Comemoração durante a Copa de 1970: glórias passadas

 

Quando criança, como tantos outros meninos, a brincadeira favorita era futebol, futebol e para variar, futebol. No colégio só de homens onde eu estudava, esse era o único assunto. Eram tempos em que ainda não havia transmissão ao vivo, replay nem câmera lenta. A gente ia ao estádio e eu economizava mesada para comprar o Jornal dos Sports às segundas-feiras. Depois de anos de denúncias de corrupção envolvendo a FIFA, que culminaram na prisão de cartolas e na saída do presidente Joseph Blatter, é impossível dizer que a magia do jogo ainda está intocada.

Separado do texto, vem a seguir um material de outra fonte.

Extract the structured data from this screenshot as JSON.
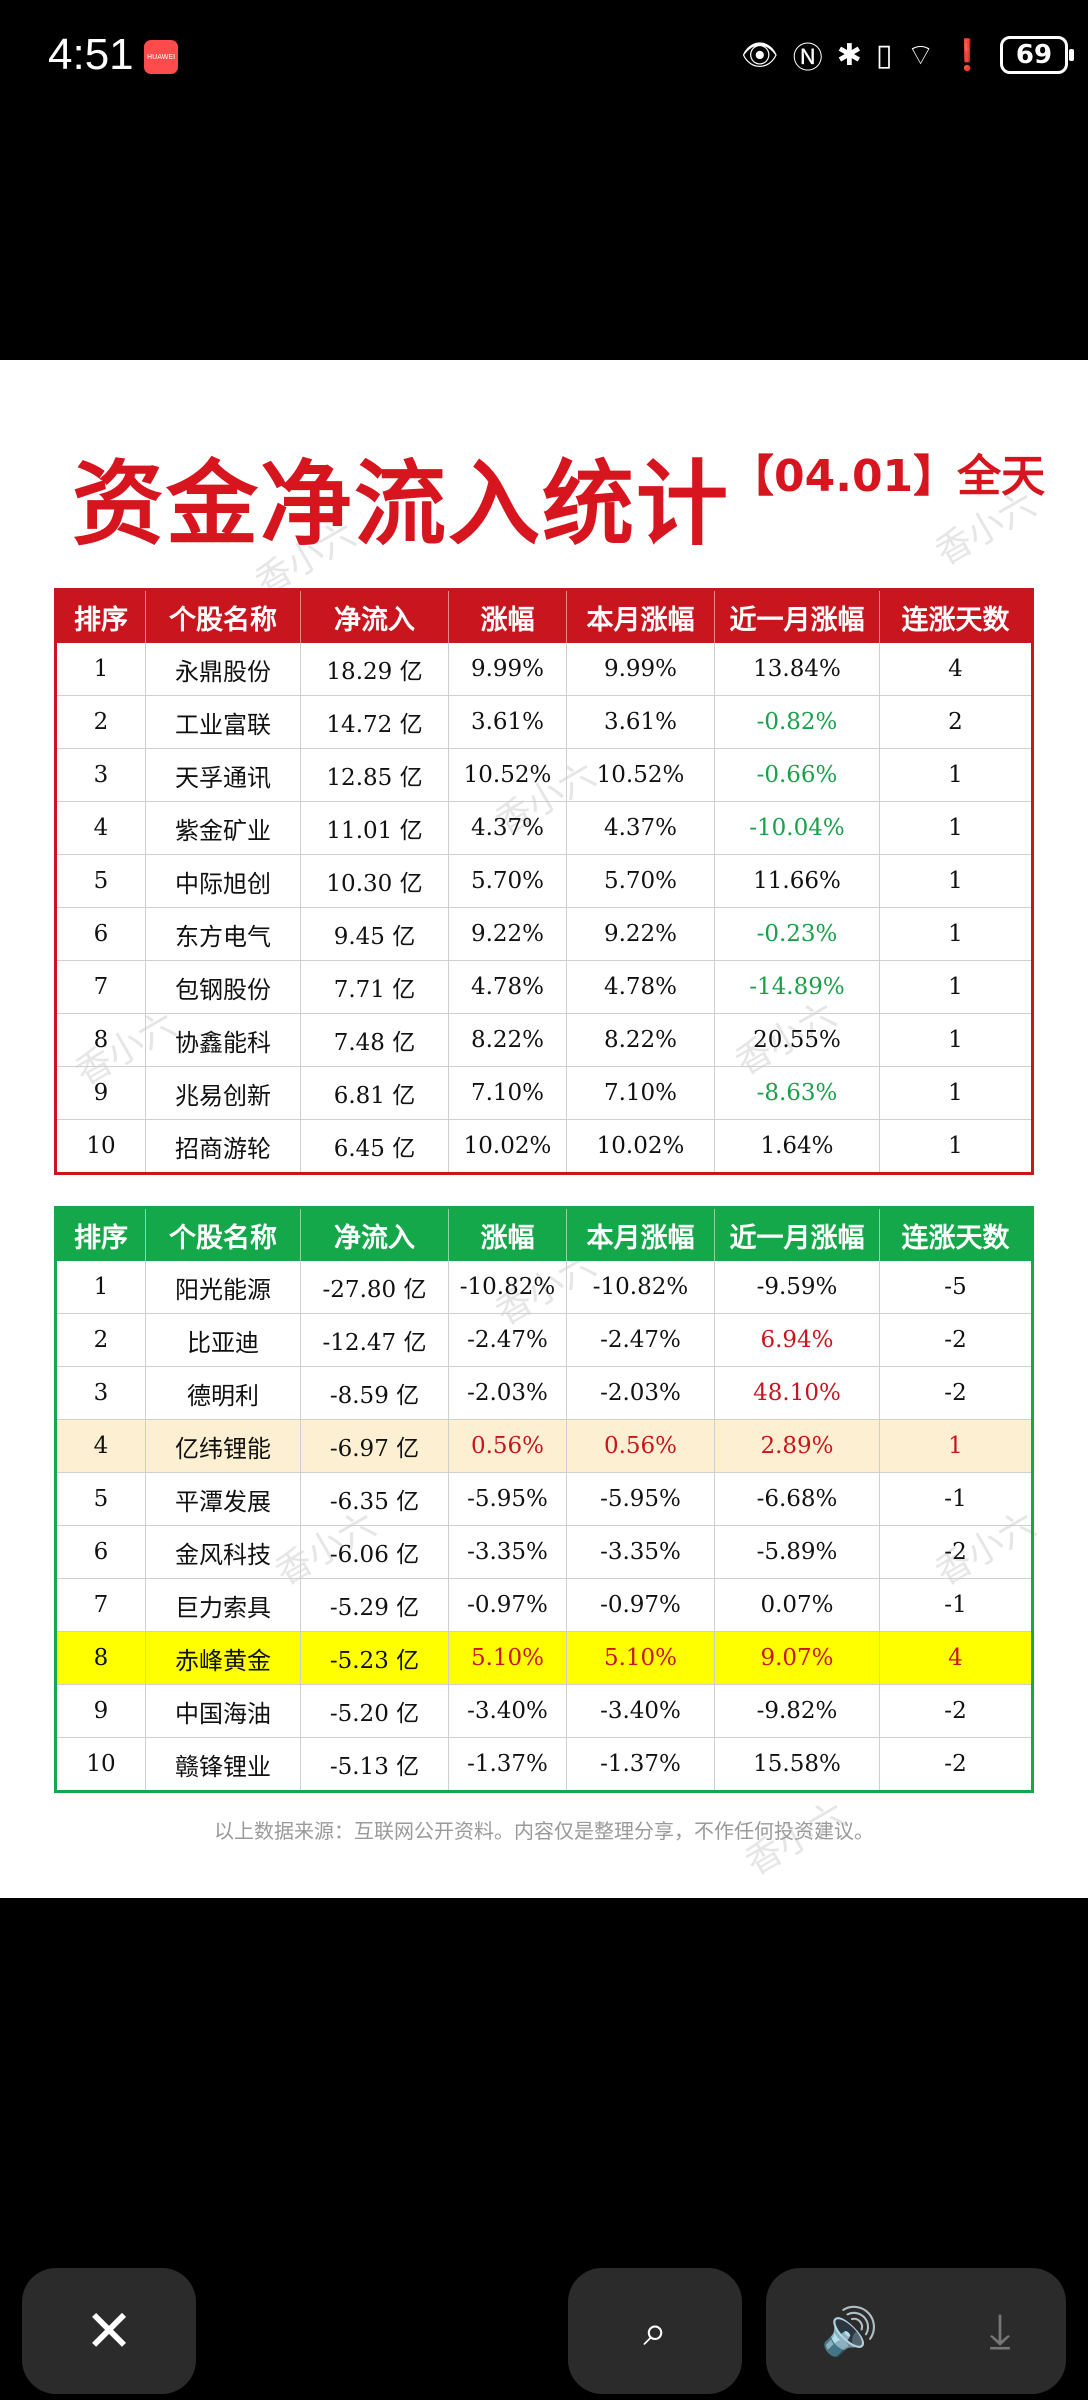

Nunca vou perder a paixão pelo esporte. Nem deixarei de torcer, gritar, comemorar e chorar. Mas apesar de tudo o que o futebol significa para mim, devo confessar que ainda me lembro dos times campeões da década de 1970 e que hoje não sei dizer a escalação do meu clube. Futebol virou caso de polícia, assunto de investigações, de desconfianças. O que dizer, nos dias que correm, a um garoto (ou garota) de nove anos que sonha entrar em campo de mãos dadas com seu ídolo? Como explicar que quase tudo que ele vê é falso, uma inverdade? Como dizer que o juiz é comprado e que resultados muitas vezes são acertados fora do campo? Como saber se aquela contusão é mesmo grave ou não? O menino de joelhos ralados no campo de terra ou de asfalto que eu fui não se conforma em se transformar num adulto que percebe com desgosto que sua paixão foi desrespeitada, que tudo foi transformado em um imenso teatro movido a dezenas de milhões de dólares.

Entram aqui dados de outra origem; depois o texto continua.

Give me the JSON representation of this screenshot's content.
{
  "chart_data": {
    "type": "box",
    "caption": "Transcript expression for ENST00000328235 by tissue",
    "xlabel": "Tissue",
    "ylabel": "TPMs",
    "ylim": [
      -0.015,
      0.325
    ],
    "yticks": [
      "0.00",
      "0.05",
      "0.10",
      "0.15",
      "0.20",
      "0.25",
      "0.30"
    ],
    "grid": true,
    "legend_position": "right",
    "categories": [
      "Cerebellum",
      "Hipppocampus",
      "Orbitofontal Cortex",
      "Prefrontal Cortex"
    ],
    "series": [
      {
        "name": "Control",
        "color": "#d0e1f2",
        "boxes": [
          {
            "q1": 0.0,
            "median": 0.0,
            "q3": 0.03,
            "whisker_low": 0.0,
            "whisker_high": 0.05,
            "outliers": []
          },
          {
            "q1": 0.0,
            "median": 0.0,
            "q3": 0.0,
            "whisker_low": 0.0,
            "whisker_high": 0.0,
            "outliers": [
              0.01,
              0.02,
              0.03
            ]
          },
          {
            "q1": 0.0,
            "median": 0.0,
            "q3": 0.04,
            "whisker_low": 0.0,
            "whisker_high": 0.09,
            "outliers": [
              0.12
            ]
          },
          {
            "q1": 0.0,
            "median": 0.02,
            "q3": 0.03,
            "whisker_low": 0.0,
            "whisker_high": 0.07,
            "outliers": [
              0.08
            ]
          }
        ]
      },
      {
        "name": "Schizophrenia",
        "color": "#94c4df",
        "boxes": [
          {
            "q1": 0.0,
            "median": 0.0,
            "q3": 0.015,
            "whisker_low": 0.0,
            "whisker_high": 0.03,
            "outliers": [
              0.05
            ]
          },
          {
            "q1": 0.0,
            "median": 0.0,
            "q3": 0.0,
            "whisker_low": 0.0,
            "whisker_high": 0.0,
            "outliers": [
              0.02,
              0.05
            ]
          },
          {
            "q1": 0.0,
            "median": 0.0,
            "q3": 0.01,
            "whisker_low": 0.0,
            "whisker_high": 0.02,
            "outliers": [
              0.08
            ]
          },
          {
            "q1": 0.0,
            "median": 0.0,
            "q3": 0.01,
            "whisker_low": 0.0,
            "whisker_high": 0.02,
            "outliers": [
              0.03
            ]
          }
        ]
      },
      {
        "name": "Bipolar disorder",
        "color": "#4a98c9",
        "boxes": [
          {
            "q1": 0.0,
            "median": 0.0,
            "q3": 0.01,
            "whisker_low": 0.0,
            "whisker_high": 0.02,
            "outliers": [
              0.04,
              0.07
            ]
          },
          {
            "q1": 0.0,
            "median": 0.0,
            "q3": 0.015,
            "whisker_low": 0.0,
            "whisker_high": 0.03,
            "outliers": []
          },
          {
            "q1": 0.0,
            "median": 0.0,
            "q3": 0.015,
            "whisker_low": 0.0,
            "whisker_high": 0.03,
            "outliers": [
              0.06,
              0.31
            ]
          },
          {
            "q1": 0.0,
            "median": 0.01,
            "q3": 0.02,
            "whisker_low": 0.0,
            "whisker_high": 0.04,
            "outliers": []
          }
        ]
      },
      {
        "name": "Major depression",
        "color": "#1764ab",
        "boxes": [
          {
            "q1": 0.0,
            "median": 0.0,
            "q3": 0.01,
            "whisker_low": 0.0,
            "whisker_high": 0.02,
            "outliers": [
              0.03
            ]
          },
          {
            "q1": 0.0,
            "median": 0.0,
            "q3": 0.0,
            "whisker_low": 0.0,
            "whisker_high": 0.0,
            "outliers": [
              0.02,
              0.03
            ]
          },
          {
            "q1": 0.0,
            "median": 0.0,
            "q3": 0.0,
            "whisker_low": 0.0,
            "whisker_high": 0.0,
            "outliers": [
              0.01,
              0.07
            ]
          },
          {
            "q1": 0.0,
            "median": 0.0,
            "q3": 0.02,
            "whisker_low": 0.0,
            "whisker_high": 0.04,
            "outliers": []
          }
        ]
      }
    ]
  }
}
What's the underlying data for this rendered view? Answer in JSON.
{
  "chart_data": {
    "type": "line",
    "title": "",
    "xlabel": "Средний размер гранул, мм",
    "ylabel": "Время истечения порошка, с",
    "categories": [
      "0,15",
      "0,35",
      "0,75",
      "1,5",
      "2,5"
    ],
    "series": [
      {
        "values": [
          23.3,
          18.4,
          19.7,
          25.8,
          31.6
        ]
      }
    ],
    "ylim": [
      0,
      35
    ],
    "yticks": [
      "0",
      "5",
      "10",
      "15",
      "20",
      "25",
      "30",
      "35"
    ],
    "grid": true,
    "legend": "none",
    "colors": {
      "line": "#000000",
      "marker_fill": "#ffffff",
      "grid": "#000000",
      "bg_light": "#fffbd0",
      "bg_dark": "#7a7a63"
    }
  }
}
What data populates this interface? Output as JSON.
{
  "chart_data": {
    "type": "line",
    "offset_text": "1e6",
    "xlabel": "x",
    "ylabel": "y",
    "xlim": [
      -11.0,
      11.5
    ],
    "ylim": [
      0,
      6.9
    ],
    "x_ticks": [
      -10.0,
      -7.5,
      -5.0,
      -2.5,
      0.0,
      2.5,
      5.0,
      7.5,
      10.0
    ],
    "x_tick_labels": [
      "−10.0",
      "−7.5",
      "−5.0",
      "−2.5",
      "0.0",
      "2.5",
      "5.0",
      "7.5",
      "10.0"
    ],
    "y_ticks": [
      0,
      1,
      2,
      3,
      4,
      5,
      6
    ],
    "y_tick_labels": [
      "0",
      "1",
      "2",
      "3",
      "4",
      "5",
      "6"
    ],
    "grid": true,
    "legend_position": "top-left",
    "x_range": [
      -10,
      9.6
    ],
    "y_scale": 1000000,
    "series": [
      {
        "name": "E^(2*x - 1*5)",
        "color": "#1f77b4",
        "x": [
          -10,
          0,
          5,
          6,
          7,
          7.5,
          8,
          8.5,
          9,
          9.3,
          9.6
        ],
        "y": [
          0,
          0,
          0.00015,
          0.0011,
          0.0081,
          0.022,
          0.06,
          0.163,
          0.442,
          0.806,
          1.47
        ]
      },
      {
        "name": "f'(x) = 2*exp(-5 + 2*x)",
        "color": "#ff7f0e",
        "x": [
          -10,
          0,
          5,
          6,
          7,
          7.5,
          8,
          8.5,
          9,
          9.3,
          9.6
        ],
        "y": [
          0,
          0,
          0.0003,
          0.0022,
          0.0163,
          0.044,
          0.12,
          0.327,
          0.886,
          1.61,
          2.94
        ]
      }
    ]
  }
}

O futebol vem sendo destroçado por uma onda de corrupção que atinge todos os níveis, desde o gandula que devolve ou segura a bola na lateral até mesmo a eleição da FIFA. No final das contas, resta uma terra arrasada e para os amantes do esporte sobrou o prazer de ver quatro a seis times, uns dez ou quinze jogadores de alto nível. Em minha opinião, em outros tempos o resto não teria vaga para jogar partidas de futebol de praia no Rio de Janeiro, nem nas peladas do Aterro, ou nas várzeas do interior.

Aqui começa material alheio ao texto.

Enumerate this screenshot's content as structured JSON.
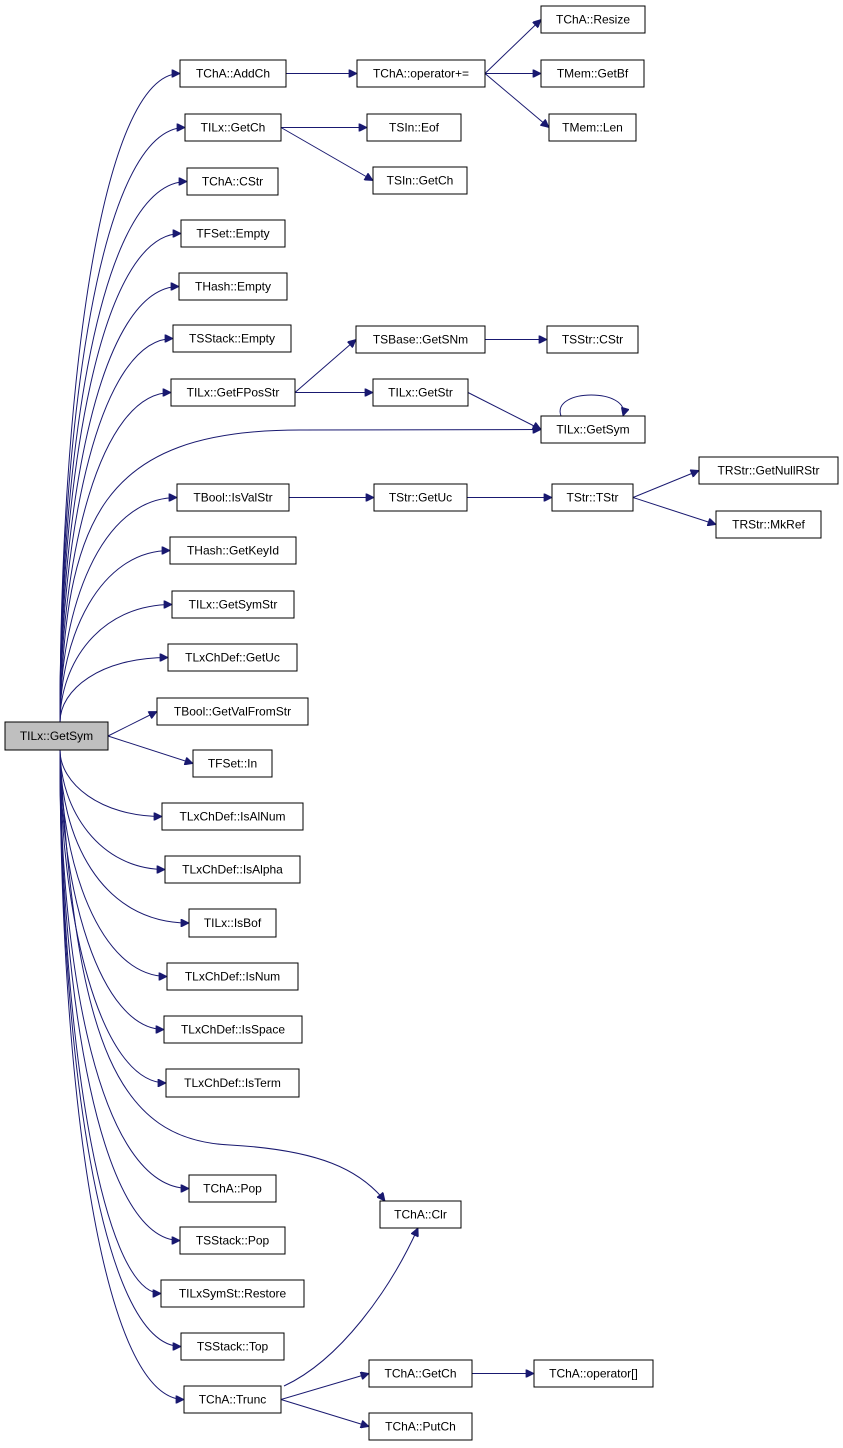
{
  "nodes": [
    {
      "label": "TILx::GetSym"
    },
    {
      "label": "TChA::AddCh"
    },
    {
      "label": "TILx::GetCh"
    },
    {
      "label": "TChA::CStr"
    },
    {
      "label": "TFSet::Empty"
    },
    {
      "label": "THash::Empty"
    },
    {
      "label": "TSStack::Empty"
    },
    {
      "label": "TILx::GetFPosStr"
    },
    {
      "label": "TBool::IsValStr"
    },
    {
      "label": "THash::GetKeyId"
    },
    {
      "label": "TILx::GetSymStr"
    },
    {
      "label": "TLxChDef::GetUc"
    },
    {
      "label": "TBool::GetValFromStr"
    },
    {
      "label": "TFSet::In"
    },
    {
      "label": "TLxChDef::IsAlNum"
    },
    {
      "label": "TLxChDef::IsAlpha"
    },
    {
      "label": "TILx::IsBof"
    },
    {
      "label": "TLxChDef::IsNum"
    },
    {
      "label": "TLxChDef::IsSpace"
    },
    {
      "label": "TLxChDef::IsTerm"
    },
    {
      "label": "TChA::Pop"
    },
    {
      "label": "TSStack::Pop"
    },
    {
      "label": "TILxSymSt::Restore"
    },
    {
      "label": "TSStack::Top"
    },
    {
      "label": "TChA::Trunc"
    },
    {
      "label": "TChA::operator+="
    },
    {
      "label": "TSIn::Eof"
    },
    {
      "label": "TSIn::GetCh"
    },
    {
      "label": "TSBase::GetSNm"
    },
    {
      "label": "TILx::GetStr"
    },
    {
      "label": "TStr::GetUc"
    },
    {
      "label": "TChA::Clr"
    },
    {
      "label": "TChA::GetCh"
    },
    {
      "label": "TChA::PutCh"
    },
    {
      "label": "TChA::Resize"
    },
    {
      "label": "TMem::GetBf"
    },
    {
      "label": "TMem::Len"
    },
    {
      "label": "TSStr::CStr"
    },
    {
      "label": "TILx::GetSym"
    },
    {
      "label": "TStr::TStr"
    },
    {
      "label": "TChA::operator[]"
    },
    {
      "label": "TRStr::GetNullRStr"
    },
    {
      "label": "TRStr::MkRef"
    }
  ]
}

Há quem lamente que a garotada de hoje em dia prefira os jogos eletrônicos que simulam o futebol à prática do esporte. Ainda sou do tempo em que jogo virtual era com botões – organizávamos campeonatos com tabela e tudo – ou totó (ou pebolim, dependendo da região onde o leitor se encontre). Diante do lamaçal reinante, não é mais possível achar graça quando a garotada se vangloria de ter feito um gol de bicicleta com a ajuda de um controle remoto, manipulando o jogador de um país que não é o dele, de um time que não é do país de nenhum dos dois. Pelo menos, eles sabem quem está manipulando quem.

Levaram o meu futebol. Extirparam o seu prazer mais inocente. Exploraram a alegria do povo para ganhar um dinheiro alto. Pagamos todos caro por isso. Recuperar a confiança do público na autenticidade de espetáculo vai custar muito mais caro ainda. E talvez seja uma tarefa praticamente impossível.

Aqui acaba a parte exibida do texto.